Nach so viel Einigkeit mischt Sevim Dağdelen (Die Linke) die Runde kräftig auf. Sie sei bei dem Anschlag nicht dabei gewesen – wohl im Gegensatz zu Röttgen – und kenne den Täter noch nicht, stichelt sie ironisch. Sie wehrt sich daher gegen eine Vorverurteilung oder gar den Ruf nach Sanktionen vor einer Aufklärung der Vorgänge. Eine Probe des Nervenkampfstoffs Nowitschok sei über den BND schon vor Jahren nach Europa gelangt und stehe seitdem also auch anderen Geheimdiensten zur Verfügung.
Für ihre Ausführungen erntet Sevim Dağdelen viel Gegenwind bei den anwesenden Herren. Wolfgang Ischinger, Vorsitzender der Münchner Sicherheitskonferenz, findet ihre Aussagen "empörend" und unterstellt ihr, "Verschwörungstheorien“ nachzuhängen. Und Jürgen Trittin poltert, man solle sich doch bitte "nicht dümmer stellen, als man ist".
Aber Dağdelen sagt dazu, man müsse "rechtsstaatliche Prinzipien" anwenden und erst aufzuklären und dann verurteilen. Erfahrung damit kann sie aus den Ermittlungen zum Mord an einem Georgier im Berliner Tiergarten 2019 jedenfalls aufweisen. Sie betont, sie sei doch diejenige gewesen, die in diesem Fall "am meisten für die Aufklärung getan" habe. Und auch nun sei sie einfach "auf der Suche nach der Wahrheit".
Anne Will weist darauf hin, dass ja auch ihr Parteikollege Gregor Gysi bereits Zweifel an einer eindeutigen russischen Täterschaft geäußert hat. Die nun laut werdenden Forderungen, das umstrittenen Gas-Pipeline-Projekt "Nord Stream 2" zu stoppen, nutzten doch vor allem den USA, denen diese Kooperation mit den Russen ohnehin ein Dorn im Auge ist.
Solchen Gedankengänge widerspricht Trittin vehement. Denn Russland hätte sich ja auch bei den bisherigen nachgewiesenen Fällen, politische Gegner auszuschalten, offenbar nicht darum geschert, wie das in der westlichen Welt so ankommt. Und als Nutzen wird wieder einmal ausgemacht, dass es zumindest jeweils eine einschüchternde Wirkung aufs das eigene Volk hat.
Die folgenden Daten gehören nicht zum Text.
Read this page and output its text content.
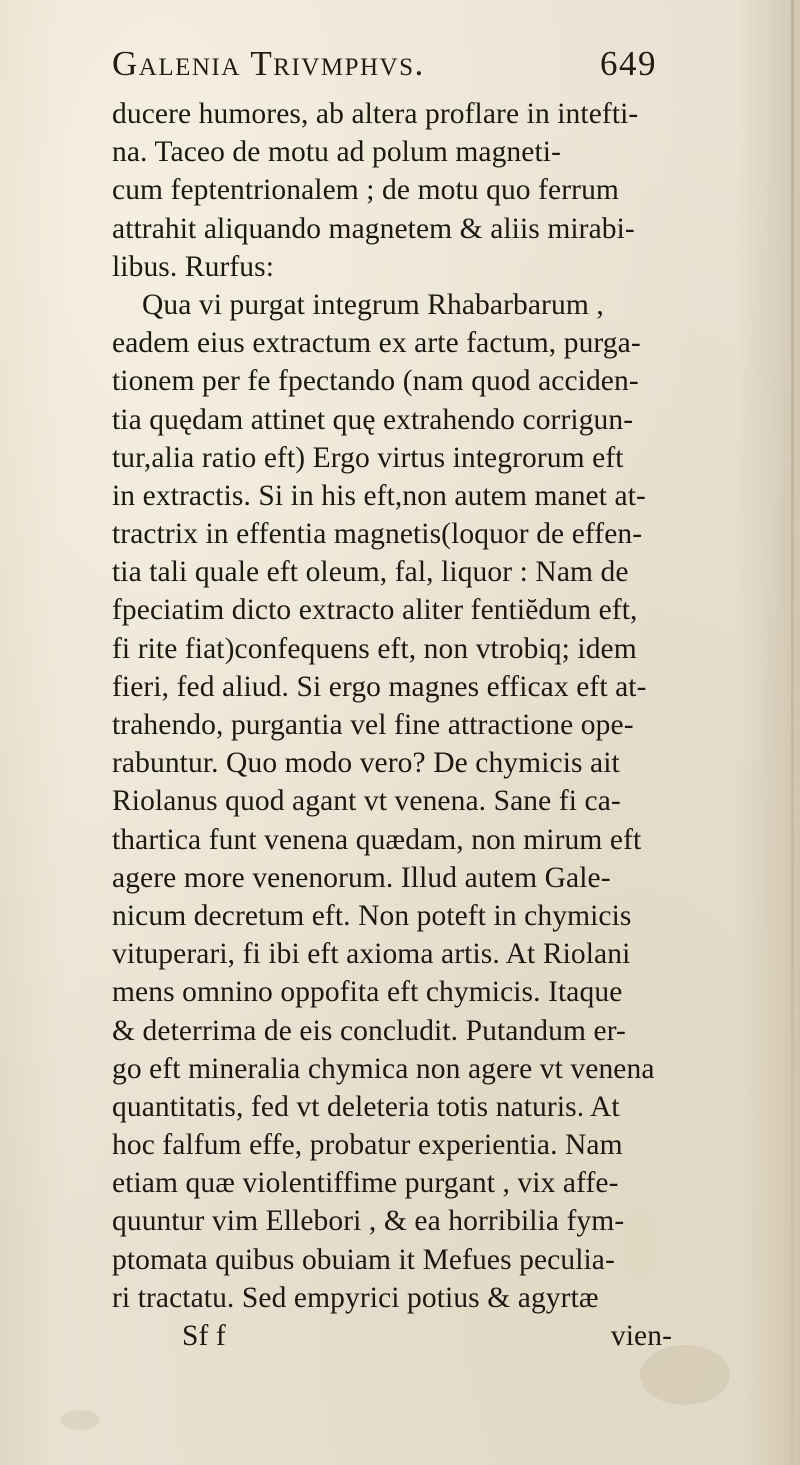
Galenia Trivmphvs.	649
ducere humores, ab altera proflare in intefti-
na. Taceo de motu ad polum magneti-
cum feptentrionalem ; de motu quo ferrum
attrahit aliquando magnetem & aliis mirabi-
libus. Rurfus:
Qua vi purgat integrum Rhabarbarum ,
eadem eius extractum ex arte factum, purga-
tionem per fe fpectando (nam quod acciden-
tia quędam attinet quę extrahendo corrigun-
tur,alia ratio eft) Ergo virtus integrorum eft
in extractis. Si in his eft,non autem manet at-
tractrix in effentia magnetis(loquor de effen-
tia tali quale eft oleum, fal, liquor : Nam de
fpeciatim dicto extracto aliter fentiĕdum eft,
fi rite fiat)confequens eft, non vtrobiq; idem
fieri, fed aliud. Si ergo magnes efficax eft at-
trahendo, purgantia vel fine attractione ope-
rabuntur. Quo modo vero? De chymicis ait
Riolanus quod agant vt venena. Sane fi ca-
thartica funt venena quædam, non mirum eft
agere more venenorum. Illud autem Gale-
nicum decretum eft. Non poteft in chymicis
vituperari, fi ibi eft axioma artis. At Riolani
mens omnino oppofita eft chymicis. Itaque
& deterrima de eis concludit. Putandum er-
go eft mineralia chymica non agere vt venena
quantitatis, fed vt deleteria totis naturis. At
hoc falfum effe, probatur experientia. Nam
etiam quæ violentiffime purgant , vix affe-
quuntur vim Ellebori , & ea horribilia fym-
ptomata quibus obuiam it Mefues peculia-
ri tractatu. Sed empyrici potius & agyrtæ
Sf f	vien-
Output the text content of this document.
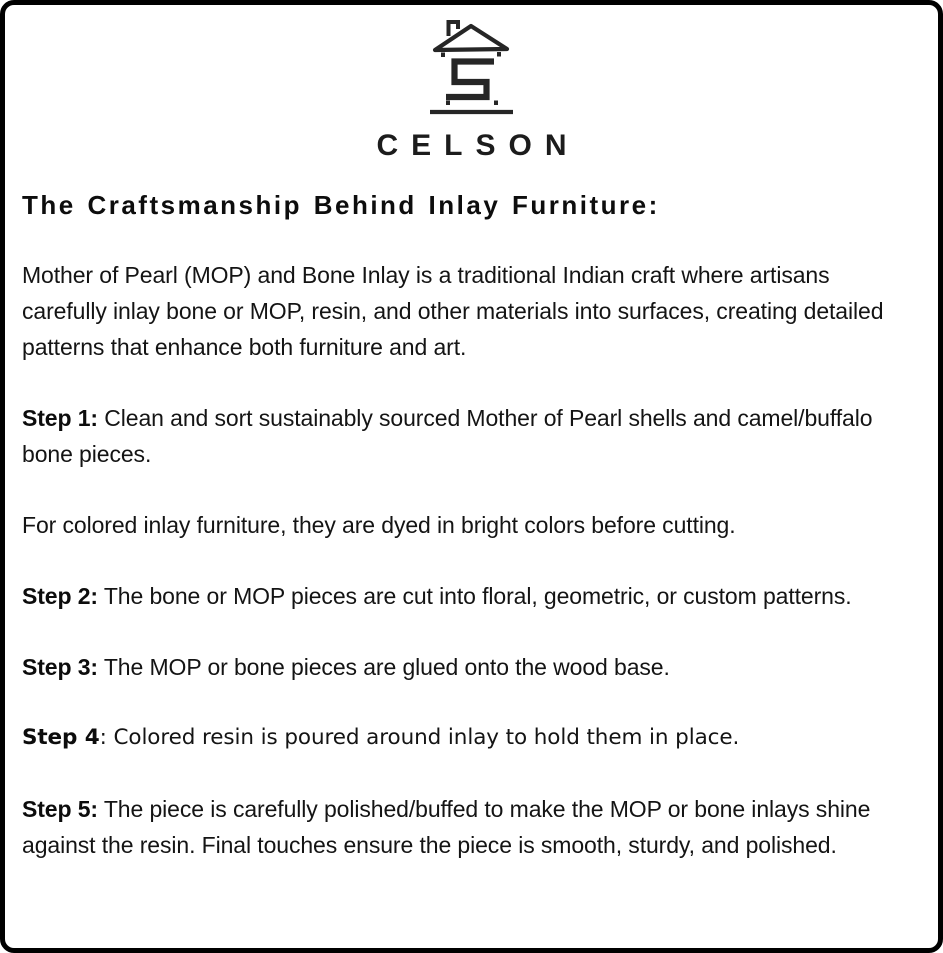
CELSON
The Craftsmanship Behind Inlay Furniture:

Mother of Pearl (MOP) and Bone Inlay is a traditional Indian craft where artisans carefully inlay bone or MOP, resin, and other materials into surfaces, creating detailed patterns that enhance both furniture and art.

Step 1: Clean and sort sustainably sourced Mother of Pearl shells and camel/buffalo bone pieces.

For colored inlay furniture, they are dyed in bright colors before cutting.

Step 2: The bone or MOP pieces are cut into floral, geometric, or custom patterns.

Step 3: The MOP or bone pieces are glued onto the wood base.

Step 4: Colored resin is poured around inlay to hold them in place.

Step 5: The piece is carefully polished/buffed to make the MOP or bone inlays shine against the resin. Final touches ensure the piece is smooth, sturdy, and polished.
Das "Kappen“ der Nord-Stream-2-Pipeline wäre zumindest eine Botschaft, die Putin verstünde, analysiert Sarah Pagung, Politikwissenschaftlerin bei der Deutschen Gesellschaft für Auswärtige Politik. Röttgen hat ein Ende des Projekts bereits öffentlich gefordert und Trittin spielt in diesem Zusammenhang die Umweltkarte. Er befindet, dass diese und andere Pipelines ohnehin "überflüssig“ seien und man den Verbrauch fossiler Brennstoffe sowieso besser reduzieren sollte. Zukunftsweisend, aber an dieser Stelle für die Diskussion nicht so hilfreich.
Einig ist man sich in der Runde, dass es eine gemeinsame europäische Linie geben sollte und es nicht ein bilaterales Problem von Deutschland und Russland ist. Es sei also nicht an Deutschland, hier im Alleingang Forderungen nach Aufklärung zu stellen und mit Sanktionen zu drohen. Auf ein Problem bei der europäischen Lösung weist Röttgen allerdings hin. "Ein europäisches Nord Stream 2 wird es nicht geben", auf den Segen aller europäischer Partner sollte man im Konfliktfall also eher nicht zählen.